Before July 2017, the ATO was much more forgiving of unpaid tax bills. As an individual or a company, you could get away with an unpaid tax bill and just fork over the money when ATO prompted you to. But since then, the ATO has decided to start reporting any unpaid tax bills to the credit bureaus.

That’s right, unpaid tax bills are now visible in your credit file. This lowers your credit score and reduces your chances of getting approved for a loan. On top of that, the ATO has also put an interest rate on the outstanding balance, which comes out to around 10%.

So, if you don’t pay your tax bills in a timely fashion, the ATO will be contacting Equifax, Experian, and the other credit bureaus. All credit applications that result in an inquiry will be visible on your credit file. And the negative info can remain for five years or more.

This is why you should pay what you owe to the ATO on or before the due date. Be careful, as late payments can ravage your credit score, making it difficult or impossible to take out a loan. There might be a way around this, however…  

  1. Contact the ATO in a Timely Fashion

People usually wait for the ATO to inform them about any money owed. Don’t ever think that the ATO has forgotten, because it never does. And waiting for the ATO to contact you isn’t the best way to go.

Contrary to popular belief, the ATO isn’t a difficult organization to deal with. If you keep them updated and admit that you’re late lodging your tax return or payment, they may let you off easy.

If you have any unpaid taxes, you’re still going to have to pay the interest.
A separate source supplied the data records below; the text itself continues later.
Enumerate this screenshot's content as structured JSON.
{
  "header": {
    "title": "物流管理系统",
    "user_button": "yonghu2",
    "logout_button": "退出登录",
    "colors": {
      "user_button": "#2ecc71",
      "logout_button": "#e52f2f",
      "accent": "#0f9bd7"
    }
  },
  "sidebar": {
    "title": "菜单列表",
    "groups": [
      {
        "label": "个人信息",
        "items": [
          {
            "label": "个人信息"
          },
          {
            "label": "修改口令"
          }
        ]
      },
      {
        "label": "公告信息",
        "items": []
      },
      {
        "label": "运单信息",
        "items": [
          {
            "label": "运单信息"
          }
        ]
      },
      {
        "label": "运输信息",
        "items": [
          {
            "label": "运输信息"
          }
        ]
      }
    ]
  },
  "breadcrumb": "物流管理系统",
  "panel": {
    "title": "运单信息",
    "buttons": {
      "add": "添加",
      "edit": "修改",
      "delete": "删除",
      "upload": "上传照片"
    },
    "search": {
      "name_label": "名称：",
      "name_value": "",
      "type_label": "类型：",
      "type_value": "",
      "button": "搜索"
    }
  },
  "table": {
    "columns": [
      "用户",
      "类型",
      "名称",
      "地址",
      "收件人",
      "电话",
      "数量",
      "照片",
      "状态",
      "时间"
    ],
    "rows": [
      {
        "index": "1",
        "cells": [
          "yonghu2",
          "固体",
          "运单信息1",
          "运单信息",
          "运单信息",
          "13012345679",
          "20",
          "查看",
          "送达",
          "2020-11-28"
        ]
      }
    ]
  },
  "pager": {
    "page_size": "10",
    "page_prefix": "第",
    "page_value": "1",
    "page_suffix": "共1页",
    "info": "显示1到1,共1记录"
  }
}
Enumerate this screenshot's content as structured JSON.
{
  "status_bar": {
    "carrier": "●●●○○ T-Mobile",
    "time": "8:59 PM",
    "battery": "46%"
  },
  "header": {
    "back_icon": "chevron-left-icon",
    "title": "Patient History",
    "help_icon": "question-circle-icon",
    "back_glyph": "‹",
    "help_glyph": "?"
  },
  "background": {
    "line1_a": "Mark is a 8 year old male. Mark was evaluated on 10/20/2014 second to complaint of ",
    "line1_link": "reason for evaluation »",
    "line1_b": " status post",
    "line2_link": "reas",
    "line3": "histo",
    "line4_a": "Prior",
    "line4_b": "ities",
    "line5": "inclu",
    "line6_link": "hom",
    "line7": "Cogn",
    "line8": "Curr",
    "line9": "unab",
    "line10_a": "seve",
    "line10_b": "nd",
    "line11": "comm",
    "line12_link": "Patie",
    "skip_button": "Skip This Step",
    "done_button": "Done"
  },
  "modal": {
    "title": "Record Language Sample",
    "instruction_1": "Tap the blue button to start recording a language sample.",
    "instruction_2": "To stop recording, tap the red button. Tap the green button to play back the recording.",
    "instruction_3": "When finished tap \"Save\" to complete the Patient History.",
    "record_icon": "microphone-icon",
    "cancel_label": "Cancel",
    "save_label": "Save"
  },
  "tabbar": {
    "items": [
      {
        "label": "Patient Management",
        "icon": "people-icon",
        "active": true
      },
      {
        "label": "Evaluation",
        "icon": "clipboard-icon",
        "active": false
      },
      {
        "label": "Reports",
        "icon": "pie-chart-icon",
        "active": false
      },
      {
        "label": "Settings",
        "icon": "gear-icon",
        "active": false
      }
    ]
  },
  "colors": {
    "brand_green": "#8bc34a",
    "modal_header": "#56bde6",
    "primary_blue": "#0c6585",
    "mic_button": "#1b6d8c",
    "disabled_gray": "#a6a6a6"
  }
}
But what’s important  is that they may decide not to send the negative info to the various credit bureaus.

If you need a payment extension, contact the tax office and ask for it. Do the same if you need to change your payment plan. If you work with the ATO and notify it of everything, what you owe may not show up on your credit report.

  1. They Do Data Matching

You may not be aware of it, but the ATO knows your purchasing history. They can see when you buy a new home, a new car, and even when you purchase things off websites like eBay.

Of course, that’s also true of all government transactions. Social security, benefits, and superannuation contributions are all open info to the ATO.

The government has a lot of information on your monetary situation, so you may want to pay attention to your taxes. It’s always better to be upfront and pay your dues on time, rather than try and get away with it.

  1. Expect an Audit

The average Australian can expect an audit at least once in a 5-year period. The ATO uses its data gathering to assess whether you’re living within your means, as declared on your tax returns. If they decide that you’re spending more than you claim to make, this is what ends up triggering an audit.

So, what will happen during the audit? 

There are different audit types. Most people don’t have to go through every one of them.

The first stage is typically the most basic. This audit of work-related expenses won’t take up too much of your time. The ATO will only ask you to send over the receipts that support your tax return.

The next type is made up of computer-assisted verifications or computer-generated audits. The ATO uses computer spiders to analyse your data. For example, the ATO may find out that you didn’t declare any interest earnings for that year. These are income audits, to put it simply.

You also have GST and superannuation audits. These cover superannuation contributions and employee contributions. For these, the ATO mostly chooses to audit businesses. The ATO is aware that mistakes can happen and the auditors may not get on your case over honest mistakes.

Finally, you have the notorious desk audits. In these, you get invited to sit down with an auditor, who’ll go through your accounts in detail. These are usually done at your premises, which may make you even more uncomfortable. You may want to buy audit insurance to avoid having to pay for the expenses involved in an audit.

When it comes to audits, you need to prepare properly. The ATO is at the top of its game here.

Don’t Play with the ATO

Taking care of tax liability is very important in real estate investment. Besides that, you should make sure that you’re not hiding anything. It’s always better to contact the ATO and ask for an extension than to have negative info on your credit file for the next five years. Understand that the ATO knows about your transactions, and be prepared in the event of an audit.